Using decision curve analysis, we have found a range of probabilities in which the model can be used to select patients for increasing the dose interval. The main advantage of this analysis is that it assesses the value of the prediction model in different settings and for patients and providers with different risk and medication preferences. If patient and provider need less than a 50% probability that dose interval increase is successful before attempting to increase dose intervals, the best strategy is to simply attempt to increase the dose interval. If patient and provider need between 50% and 65% probability of success, the prediction model can be used to guide clinical decision making. However, if one is risk averse and prefers more than 65% certainty that dose interval increase is successful, continuing the conventional dose interval is favourable. In this range, the harm of the false positives from the prediction model trump the benefit of the true positives. The decision making for ADA interval extension in clinical practice will rely on a careful discussion between physician and patient about the anticipated risks and benefits and interpretation of this balance may be impacted by several factors including risk perception.

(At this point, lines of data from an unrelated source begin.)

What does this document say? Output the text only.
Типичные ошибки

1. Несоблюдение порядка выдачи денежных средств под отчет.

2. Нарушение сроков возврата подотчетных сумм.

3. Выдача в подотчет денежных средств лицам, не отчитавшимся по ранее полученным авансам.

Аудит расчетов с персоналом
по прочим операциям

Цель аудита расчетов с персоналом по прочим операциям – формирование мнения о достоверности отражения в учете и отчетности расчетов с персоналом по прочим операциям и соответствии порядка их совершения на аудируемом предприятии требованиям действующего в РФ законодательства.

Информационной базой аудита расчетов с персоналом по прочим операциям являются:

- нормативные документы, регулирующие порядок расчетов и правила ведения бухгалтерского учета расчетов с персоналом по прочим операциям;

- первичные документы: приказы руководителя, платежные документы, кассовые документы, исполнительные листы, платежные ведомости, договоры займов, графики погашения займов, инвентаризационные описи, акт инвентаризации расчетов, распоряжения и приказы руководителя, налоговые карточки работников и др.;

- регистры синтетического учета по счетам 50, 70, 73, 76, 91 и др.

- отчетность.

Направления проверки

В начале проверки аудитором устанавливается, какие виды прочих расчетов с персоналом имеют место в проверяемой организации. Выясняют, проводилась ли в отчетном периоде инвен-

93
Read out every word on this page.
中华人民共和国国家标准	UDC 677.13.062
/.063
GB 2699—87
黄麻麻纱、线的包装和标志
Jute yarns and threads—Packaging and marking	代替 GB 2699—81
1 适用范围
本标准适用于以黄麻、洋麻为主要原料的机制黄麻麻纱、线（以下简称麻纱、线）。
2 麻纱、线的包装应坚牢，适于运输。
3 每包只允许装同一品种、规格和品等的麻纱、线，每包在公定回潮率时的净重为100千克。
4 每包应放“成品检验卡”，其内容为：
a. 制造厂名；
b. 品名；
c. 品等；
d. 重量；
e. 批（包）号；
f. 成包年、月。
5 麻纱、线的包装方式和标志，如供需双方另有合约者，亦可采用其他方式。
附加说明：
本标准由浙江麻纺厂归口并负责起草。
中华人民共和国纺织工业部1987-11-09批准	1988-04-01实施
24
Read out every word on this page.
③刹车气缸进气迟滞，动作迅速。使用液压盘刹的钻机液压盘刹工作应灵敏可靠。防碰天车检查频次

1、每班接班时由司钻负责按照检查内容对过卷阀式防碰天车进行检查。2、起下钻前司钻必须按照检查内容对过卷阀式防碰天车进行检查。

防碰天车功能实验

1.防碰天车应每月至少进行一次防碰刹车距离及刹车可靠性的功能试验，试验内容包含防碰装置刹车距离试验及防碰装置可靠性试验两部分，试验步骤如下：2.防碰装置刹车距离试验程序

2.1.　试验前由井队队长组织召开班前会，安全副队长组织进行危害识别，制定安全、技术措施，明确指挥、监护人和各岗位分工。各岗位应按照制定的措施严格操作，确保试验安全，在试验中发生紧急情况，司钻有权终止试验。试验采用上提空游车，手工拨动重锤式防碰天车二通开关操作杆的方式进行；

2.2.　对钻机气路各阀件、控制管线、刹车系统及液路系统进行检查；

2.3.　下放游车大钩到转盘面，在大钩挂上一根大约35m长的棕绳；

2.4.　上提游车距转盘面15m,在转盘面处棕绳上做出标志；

There were some challenges, even though advanced methods were used to develop and internally validate our prediction models and data from this pragmatic trial closely resembles clinical practice. The most important limitation is the relatively small sample size, which reduces the number of predictors that can be tested and could lead to problems with overfitting. This became clear in the internal validation procedure and is the reason regularisation was applied and we reported optimism-corrected estimates. However, even the model using the ‘one standard error rule’ which had the lowest number of predictors showed considerable optimism. Thus, before the model can be used in clinical practice, it should be validated externally using additional cohorts with well-defined interval extension and comparable outcome measures. Second, we did not mandate endoscopic confirmation of remission before participation in the trial. As such, the effect of endoscopic remission on likelihood of successfully increasing ADA dose intervals could not be evaluated, while endoscopic remission is known to be a predictor of successful anti-TNF withdrawal [12]. Third, ADA drug concentrations at baseline were not always true through concentrations, and as such might relatively overestimate drug concentrations. However, no correlation between time since last administration of adalimumab and adalimumab drug concentration was observed in a previous study [13].

In conclusion, patients with proximal small bowel CD, a history of intestinal resection, who are active smokers or have increased FCP or HBI are less likely to successfully increase their ADA dose interval. Selecting patients with our model may provide a clinical benefit when patients and physicians want a probability up to 65% that there are no major or minor negative clinical consequences of increasing the dose interval. When one is more risk averse, continuation of the conventional dose interval would be recommended.